The tragedy of the commons is sold as the idea that common property is over used, and thus arguments are made that there should be regulations over the commons, or it should be owned privately, ostensibly since a private owner would take better care of it (though this depends on if it's part of subsistence living or used for extraction of resources, to then just buy more). Any theory has to explain actual evidence though. So people who share more in common should be overusing resources more than those who privatize more. But I haven't seen this ever being the case.

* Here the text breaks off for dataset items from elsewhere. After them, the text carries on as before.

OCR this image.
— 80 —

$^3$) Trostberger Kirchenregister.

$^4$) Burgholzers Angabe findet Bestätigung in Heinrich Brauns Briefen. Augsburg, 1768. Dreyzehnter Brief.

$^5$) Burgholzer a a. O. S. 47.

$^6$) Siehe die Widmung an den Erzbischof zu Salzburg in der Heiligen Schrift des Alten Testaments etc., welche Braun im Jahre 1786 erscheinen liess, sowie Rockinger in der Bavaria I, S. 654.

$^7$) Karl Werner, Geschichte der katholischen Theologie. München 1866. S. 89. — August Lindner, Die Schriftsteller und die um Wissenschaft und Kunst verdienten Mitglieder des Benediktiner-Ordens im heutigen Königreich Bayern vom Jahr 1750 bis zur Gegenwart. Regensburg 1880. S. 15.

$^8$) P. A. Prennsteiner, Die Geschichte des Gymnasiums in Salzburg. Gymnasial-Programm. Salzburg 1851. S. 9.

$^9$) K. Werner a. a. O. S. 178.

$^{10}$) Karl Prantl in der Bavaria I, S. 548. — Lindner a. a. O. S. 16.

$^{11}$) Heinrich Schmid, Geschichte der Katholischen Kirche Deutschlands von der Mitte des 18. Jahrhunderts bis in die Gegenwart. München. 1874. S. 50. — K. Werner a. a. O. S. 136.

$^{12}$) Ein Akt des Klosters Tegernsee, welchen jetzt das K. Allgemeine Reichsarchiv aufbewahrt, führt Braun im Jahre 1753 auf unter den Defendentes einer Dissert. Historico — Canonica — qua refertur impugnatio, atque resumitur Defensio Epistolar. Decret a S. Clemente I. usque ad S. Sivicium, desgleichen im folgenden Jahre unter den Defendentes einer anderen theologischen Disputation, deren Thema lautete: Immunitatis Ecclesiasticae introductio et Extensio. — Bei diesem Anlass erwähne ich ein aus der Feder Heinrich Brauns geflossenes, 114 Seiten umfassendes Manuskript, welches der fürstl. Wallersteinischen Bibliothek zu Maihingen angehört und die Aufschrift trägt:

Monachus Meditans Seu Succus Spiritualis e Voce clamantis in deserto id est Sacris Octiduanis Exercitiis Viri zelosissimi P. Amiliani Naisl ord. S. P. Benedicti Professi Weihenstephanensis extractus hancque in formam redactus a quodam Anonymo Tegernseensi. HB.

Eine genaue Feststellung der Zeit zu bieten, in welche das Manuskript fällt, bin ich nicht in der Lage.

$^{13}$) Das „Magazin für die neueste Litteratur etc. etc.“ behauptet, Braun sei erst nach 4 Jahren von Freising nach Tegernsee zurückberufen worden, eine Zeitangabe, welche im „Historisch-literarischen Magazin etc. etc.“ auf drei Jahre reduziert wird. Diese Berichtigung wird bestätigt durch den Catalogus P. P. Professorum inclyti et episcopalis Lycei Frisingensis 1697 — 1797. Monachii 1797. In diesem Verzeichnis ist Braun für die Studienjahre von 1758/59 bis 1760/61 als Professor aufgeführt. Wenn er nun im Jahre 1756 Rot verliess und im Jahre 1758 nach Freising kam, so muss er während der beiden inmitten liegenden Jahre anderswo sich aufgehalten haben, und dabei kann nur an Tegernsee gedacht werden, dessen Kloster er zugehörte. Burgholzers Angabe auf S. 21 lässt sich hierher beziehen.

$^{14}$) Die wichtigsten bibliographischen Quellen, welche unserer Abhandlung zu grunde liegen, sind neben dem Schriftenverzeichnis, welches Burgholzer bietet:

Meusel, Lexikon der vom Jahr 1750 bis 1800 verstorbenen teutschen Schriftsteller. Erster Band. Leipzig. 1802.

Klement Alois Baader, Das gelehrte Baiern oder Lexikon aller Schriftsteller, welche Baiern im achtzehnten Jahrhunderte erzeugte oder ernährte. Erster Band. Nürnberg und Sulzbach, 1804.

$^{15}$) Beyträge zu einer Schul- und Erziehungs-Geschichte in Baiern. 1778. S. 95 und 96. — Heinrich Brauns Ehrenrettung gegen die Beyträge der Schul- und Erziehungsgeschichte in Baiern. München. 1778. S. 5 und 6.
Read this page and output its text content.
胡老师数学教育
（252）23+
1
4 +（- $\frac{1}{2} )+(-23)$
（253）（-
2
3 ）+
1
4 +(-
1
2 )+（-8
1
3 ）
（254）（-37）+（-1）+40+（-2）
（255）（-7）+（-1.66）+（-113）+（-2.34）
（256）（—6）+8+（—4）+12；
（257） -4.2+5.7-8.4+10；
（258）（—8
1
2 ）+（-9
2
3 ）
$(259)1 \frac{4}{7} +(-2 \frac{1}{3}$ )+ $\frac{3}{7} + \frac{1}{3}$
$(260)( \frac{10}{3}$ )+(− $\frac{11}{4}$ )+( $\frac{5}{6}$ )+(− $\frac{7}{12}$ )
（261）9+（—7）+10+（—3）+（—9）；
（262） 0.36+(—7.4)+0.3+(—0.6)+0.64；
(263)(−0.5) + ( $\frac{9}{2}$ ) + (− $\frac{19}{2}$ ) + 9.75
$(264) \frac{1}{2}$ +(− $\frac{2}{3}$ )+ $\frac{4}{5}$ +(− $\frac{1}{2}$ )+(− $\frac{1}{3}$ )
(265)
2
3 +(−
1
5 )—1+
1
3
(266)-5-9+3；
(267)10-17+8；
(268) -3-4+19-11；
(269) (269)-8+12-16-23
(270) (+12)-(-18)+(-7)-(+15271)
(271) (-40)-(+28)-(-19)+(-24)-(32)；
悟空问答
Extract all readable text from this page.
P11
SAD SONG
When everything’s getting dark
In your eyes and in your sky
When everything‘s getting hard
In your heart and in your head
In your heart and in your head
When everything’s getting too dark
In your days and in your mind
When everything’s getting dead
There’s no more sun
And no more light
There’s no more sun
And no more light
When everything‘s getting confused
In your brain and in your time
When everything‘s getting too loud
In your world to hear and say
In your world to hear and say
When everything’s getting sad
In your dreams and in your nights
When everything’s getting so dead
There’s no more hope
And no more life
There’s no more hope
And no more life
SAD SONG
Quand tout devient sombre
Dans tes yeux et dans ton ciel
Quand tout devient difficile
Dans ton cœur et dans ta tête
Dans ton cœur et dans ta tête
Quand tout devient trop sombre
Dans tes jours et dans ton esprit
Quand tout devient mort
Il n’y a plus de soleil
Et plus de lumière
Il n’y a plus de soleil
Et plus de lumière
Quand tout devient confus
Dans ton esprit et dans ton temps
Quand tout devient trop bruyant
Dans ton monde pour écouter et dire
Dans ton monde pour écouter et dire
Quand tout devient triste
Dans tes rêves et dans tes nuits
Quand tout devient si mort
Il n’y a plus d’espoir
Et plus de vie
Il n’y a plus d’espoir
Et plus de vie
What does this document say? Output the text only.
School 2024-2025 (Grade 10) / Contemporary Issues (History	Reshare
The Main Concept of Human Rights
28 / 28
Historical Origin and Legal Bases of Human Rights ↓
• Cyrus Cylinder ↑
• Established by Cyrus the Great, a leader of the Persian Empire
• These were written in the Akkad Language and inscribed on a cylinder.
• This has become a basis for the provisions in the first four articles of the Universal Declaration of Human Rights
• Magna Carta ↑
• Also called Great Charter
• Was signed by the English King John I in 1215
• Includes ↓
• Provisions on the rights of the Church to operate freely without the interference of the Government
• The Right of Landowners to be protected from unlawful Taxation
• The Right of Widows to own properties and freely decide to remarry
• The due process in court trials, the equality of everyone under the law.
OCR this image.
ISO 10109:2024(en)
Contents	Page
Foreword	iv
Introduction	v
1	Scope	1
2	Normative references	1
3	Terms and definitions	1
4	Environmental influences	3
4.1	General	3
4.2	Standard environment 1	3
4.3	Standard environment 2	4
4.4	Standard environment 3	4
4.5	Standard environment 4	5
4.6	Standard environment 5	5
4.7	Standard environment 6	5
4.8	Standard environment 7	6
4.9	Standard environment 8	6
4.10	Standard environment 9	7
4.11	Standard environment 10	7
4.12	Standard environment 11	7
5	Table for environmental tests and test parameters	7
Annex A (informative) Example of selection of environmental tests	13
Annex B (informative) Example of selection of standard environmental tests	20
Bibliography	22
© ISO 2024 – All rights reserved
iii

The misconception comes from people imposing their ideas of private ownership as a given. If you have people letting their cows overgraze common land, then economists argue the issue is with the common land, not with the private ownership of the cows, i.e. everyone trying to increase their own livestock. So the tragedy is really private ownership. Everyone is forced to increase their own quantity, or else someone else will and corner the market. Humans needs have limits, private ownership doesn't, when imposed as the rule.
But are there instances where common ownership is actually to blame? I'm not talking about like people making animals extinct because they are new to the area and easy to hunt. I'm talking about the reason for overuse being specifically due to common ownership in the society, as the tragedy shows with private ownership.
I'm asking about societies with different levels of sharing. Whereas usually overuse of resources follows societies based on less sharing, are there cases where societies based on more sharing overuse resources more than those with less sharing? Is there any actual credence to a tragedy of the commons?
Examples of the fallacy can be described in the wiki page itself, they can generally be described as tragedy of private ownership. But if there is any real evidence, it would be good to hear.
https://en.m.wikipedia.org/wiki/Tragedy_of_the_commons
One could argue that the tragedy of the commons means tragedy of the commons in a society with private ownership, but that would means it's misleading at best.